Alessandro Ursic, La Stampa 13/7/2016, 13 luglio 2016
GAS, RISERVE ITTICHE E PETROLIO: IL TESORO NASCOSTO DELL’ASIA
Sono, o almeno erano fino a pochi anni fa, solo isolotti disabitati in un mare che non ha mai avuto padroni. Eppure, attorno a quegli arcipelaghi contesi nel Mar cinese meridionale si gioca forse la battaglia geopolitica più importante del 21esimo secolo, in dispute che scaldano gli animi in almeno tre Paesi e rischiano di fare da scintilla per una guerra tra Usa e Cina.
È il «Calderone asiatico», come l’ha definito l’analista Robert Kaplan. Un’area dell’Oceano Pacifico attorno alla quale Pechino ha tracciato una «linea dai nove tratti» che scende come una lingua di bue grande undici volte l’Italia fino a lambire le coste di Filippine, Vietnam, Malaysia, Indonesia, Taiwan e Brunei, penetrando anche nelle loro «zone economiche esclusive».
Idrocarburi, riserve ittiche, controllo delle rotte commerciali sono le motivazioni economiche dietro la centralità dell’area. Oltre a enormi quantità di gas naturale, in quei fondali ci sono riserve comprovate di 7 miliardi di barili di petrolio; alcuni studi cinesi parlano addirittura di 130 miliardi di barili, tanto che l’hanno definito «il secondo Golfo Persico». Con l’overfishing ormai problema globale, quelle acque rimangono tra le più pescose. E poi è un crocevia del commercio: una petroliera su due al mondo passa di là, così come 5 mila miliardi di dollari in merci all’anno.
Nei Paesi che sentono il fiato del Dragone sul collo, l’assidua penetrazione cinese è paragonata alla prepotenza del bullo di quartiere che si appropria delle cose non sue, e poi minaccia chi le rivuole. È anche questione di prospettive: per il Vietnam quello è il «Mare orientale», per le Filippine il «Mare occidentale».
I due Paesi sono quelli che più si sono impuntati di fronte all’avanzata di Pechino. In Vietnam, che è stato per quasi un millennio sotto la dominazione cinese, la rabbia è divampata in particolare nel 2014, quando la Cina piazzò una piattaforma petrolifera vicino all’arcipelago conteso delle Paracel: le rivolte contro le fabbriche cinesi in Vietnam causarono 21 morti.
Nelle Filippine, le puntate di pescherecci cinesi nelle acque nazionali hanno causato ripetute tensioni, con accuse di contrabbando. L’ex presidente Benigno Aquino arrivò addirittura a paragonare la fame territoriale della Cina a quella della Germania nazista. La recente costruzione di vere e proprie basi militari su (ex) atolli semi-sommersi nell’arcipelago delle Spratly (conteso con cinque stati) ha intensificato le paure che quel mare diventi un «lago cinese», come i Caraibi per gli Usa.
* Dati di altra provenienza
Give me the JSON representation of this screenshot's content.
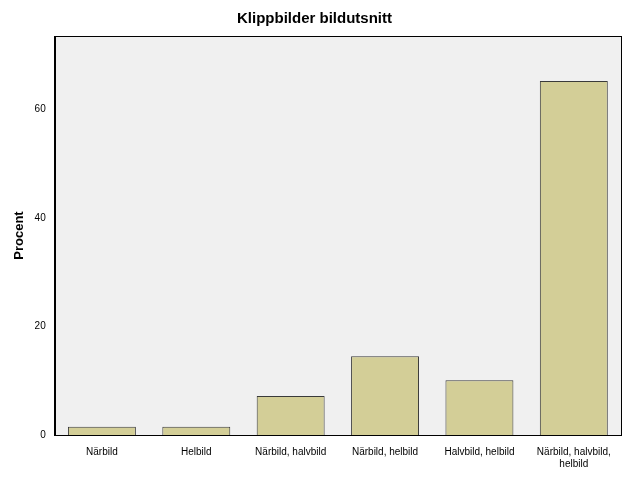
{
  "chart_data": {
    "type": "bar",
    "title": "Klippbilder bildutsnitt",
    "y_label": "Procent",
    "categories": [
      "Närbild",
      "Helbild",
      "Närbild, halvbild",
      "Närbild, helbild",
      "Halvbild, helbild",
      "Närbild, halvbild, helbild"
    ],
    "values": [
      1.5,
      1.5,
      7.2,
      14.5,
      10.1,
      65.2
    ],
    "color": "#d3ce97",
    "ylim": [
      0,
      73.5
    ],
    "yticks": [
      0,
      20,
      40,
      60
    ],
    "grid": false
  }
}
La frustrazione è ancora più grande perché il confronto, economicamente e militarmente, è impari. Un gigante di 1,3 miliardi di persone con la seconda economia al mondo e forze armate con un budget che cresce in doppia cifra ogni anno da due decenni, contro Paesi che neanche mettendosi assieme potrebbero fermarlo. In più, nessuno vuole tagliare i ponti e dire addio agli investimenti cinesi. E Pechino usa sapientemente l’antica strategia del «divide et impera».
Per cautelarsi, tutti questi stati cercano la protezione dell’ombrello statunitense. Agli Usa va benissimo: hanno appena tolto l’embargo sulla vendita di armi al Vietnam, rafforzando inoltre due anni fa la già solida alleanza militare con le Filippine. Da qui gli accresciuti rischi di conflitto: se Washington punta a contenere Pechino, quest’ultima vuole cancellare il ricordo del «secolo di umiliazioni» sofferte dalle potenze occidentali.
Molti analisti tracciano paralleli con la Prima guerra mondiale: come allora in Europa, anche oggi in Asia nessuno vuole un conflitto. Ma un incidente imprevisto potrebbe innescare una reazione a catena.